Whilst there are a lot of big shifts that the organization needs to make, one of the biggest shifts for the future is going to be the consideration for automation and the opportunity for balancing white and blue collar jobs with metal collar jobs. The need to redefine the jobs to be done and how it needs to be done to balance productivity, performance and workplace considerations will be an important consideration to decide the degree and type of automation. AI and automation for repetitive as well as less skilled jobs is a given. The big ask in the future is also going to be about moving from a factory/ in person set up to a virtual/ hybrid and/ or less contact mode. This would mean rethinking the job/ activity to be done because this would entail the real use and application of automation.
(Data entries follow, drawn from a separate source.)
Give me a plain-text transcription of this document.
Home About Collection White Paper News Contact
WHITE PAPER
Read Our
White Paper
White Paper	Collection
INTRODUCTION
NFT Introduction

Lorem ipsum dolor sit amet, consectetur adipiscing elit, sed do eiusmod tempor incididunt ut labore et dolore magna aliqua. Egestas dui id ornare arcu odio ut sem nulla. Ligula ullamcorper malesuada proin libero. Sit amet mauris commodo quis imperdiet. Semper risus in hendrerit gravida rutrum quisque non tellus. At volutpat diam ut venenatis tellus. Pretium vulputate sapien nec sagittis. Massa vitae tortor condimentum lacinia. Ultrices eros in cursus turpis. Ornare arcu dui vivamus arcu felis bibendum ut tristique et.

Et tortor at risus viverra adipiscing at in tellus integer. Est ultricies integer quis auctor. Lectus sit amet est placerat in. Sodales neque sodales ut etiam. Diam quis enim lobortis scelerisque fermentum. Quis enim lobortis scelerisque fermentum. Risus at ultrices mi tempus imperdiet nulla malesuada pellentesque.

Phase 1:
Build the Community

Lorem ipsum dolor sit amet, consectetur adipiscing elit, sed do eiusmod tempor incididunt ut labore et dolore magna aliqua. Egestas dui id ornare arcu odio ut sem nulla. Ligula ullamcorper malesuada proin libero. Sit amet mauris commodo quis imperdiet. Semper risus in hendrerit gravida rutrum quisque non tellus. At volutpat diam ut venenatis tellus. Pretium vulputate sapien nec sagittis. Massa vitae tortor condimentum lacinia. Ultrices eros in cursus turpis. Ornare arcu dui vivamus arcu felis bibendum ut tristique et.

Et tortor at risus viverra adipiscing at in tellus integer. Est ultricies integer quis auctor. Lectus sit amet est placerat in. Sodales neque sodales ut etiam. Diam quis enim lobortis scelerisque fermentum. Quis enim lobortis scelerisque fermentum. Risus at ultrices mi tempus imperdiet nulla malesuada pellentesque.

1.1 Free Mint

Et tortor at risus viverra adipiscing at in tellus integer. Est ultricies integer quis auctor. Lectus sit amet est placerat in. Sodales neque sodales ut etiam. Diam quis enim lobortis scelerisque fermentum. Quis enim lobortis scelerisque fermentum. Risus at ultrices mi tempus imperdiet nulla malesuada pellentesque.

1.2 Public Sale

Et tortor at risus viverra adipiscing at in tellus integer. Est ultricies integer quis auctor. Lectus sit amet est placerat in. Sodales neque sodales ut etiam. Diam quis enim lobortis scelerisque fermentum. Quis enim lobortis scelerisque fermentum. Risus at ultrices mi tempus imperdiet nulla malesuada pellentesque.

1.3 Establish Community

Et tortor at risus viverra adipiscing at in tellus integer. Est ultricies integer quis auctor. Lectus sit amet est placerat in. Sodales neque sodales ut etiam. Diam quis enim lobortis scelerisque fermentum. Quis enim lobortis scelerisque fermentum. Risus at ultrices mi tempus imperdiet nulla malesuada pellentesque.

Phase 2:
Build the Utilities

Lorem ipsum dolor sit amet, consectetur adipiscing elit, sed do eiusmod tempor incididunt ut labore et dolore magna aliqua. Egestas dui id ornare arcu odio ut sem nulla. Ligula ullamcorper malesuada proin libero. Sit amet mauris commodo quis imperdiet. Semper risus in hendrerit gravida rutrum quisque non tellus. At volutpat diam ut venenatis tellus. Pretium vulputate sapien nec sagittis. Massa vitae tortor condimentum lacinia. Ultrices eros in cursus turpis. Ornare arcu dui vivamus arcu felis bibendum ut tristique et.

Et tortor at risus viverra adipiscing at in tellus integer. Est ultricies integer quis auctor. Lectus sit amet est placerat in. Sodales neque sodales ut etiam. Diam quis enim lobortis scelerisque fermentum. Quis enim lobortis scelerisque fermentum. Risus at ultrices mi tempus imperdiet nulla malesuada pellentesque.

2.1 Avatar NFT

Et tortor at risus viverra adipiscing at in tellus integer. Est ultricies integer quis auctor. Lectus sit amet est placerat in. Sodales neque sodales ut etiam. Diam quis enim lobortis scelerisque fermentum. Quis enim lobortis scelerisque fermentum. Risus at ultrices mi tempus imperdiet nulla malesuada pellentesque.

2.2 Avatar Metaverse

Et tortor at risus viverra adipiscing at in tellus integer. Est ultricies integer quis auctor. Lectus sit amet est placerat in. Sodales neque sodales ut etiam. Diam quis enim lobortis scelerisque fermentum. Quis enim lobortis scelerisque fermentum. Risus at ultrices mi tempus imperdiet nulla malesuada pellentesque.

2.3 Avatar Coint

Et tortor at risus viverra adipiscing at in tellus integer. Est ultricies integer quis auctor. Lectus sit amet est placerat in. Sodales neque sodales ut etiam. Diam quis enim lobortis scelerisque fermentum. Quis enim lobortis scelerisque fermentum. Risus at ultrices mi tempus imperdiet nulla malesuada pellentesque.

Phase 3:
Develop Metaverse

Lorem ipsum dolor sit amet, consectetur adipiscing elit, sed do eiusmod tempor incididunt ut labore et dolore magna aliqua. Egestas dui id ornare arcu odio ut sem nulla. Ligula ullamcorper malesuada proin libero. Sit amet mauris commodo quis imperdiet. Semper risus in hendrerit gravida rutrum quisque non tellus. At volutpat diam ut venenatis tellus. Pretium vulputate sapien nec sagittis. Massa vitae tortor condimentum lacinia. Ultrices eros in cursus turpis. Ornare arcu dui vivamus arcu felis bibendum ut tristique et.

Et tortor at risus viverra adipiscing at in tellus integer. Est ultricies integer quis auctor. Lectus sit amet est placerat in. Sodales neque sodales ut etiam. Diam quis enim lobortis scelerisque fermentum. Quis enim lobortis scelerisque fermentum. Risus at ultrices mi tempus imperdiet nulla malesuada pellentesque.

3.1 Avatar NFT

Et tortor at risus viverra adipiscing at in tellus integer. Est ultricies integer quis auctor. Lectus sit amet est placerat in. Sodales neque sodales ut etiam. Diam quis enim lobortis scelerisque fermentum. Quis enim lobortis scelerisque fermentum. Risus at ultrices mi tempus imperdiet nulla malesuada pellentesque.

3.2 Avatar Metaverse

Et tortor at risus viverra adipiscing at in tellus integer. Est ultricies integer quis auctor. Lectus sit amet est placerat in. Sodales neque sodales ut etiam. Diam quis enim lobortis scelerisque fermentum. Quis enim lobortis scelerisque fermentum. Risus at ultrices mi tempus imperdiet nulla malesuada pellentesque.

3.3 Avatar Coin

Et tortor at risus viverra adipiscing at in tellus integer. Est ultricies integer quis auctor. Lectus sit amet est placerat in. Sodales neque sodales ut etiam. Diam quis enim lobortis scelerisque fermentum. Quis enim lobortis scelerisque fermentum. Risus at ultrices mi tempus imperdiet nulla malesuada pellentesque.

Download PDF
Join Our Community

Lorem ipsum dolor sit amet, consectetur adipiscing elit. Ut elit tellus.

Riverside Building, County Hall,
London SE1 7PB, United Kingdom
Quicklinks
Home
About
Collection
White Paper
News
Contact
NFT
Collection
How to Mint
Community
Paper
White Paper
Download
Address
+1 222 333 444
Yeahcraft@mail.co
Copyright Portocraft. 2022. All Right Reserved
How can organizations scale the productivity that can come with new ways of working, specifically the new combination of virtual and onsite work?
Scaling productivity in the current context would entail redefining how the job gets done, how to build for continuity and consistency as well as balance white and blue collar workforce with automation as well as a distributed strategy for getting the job done. Thus, at the core of deriving this productivity is not just compression of jobs and identifying leakages but also identifying how the job will need to get done to support an onsite/ virtual/ hybrid model.
How can we refine our assessment of employees’ work and the rewards they receive, such that it is a fair and equitable reflection of their contribution to the organization?
As this is a big shift, the focus of assessments and rewards will have to balance between designed for driving performance and for driving the success of the operating model in itself. The newer way of working is expecting people to redefine a lot of what they have done and how they have done. As employees need to take the workplace to their homes, it may require a complete rethink of the policies and experience. Similarly, incentives will also have to be rethought.
Most importantly, jobs of the future will not be the same as the past. Hence, the need to rethink the jobs would mean assessments can’t necessarily be on past performance but ability of the leaders to scale agility, envision and lead without prejudice.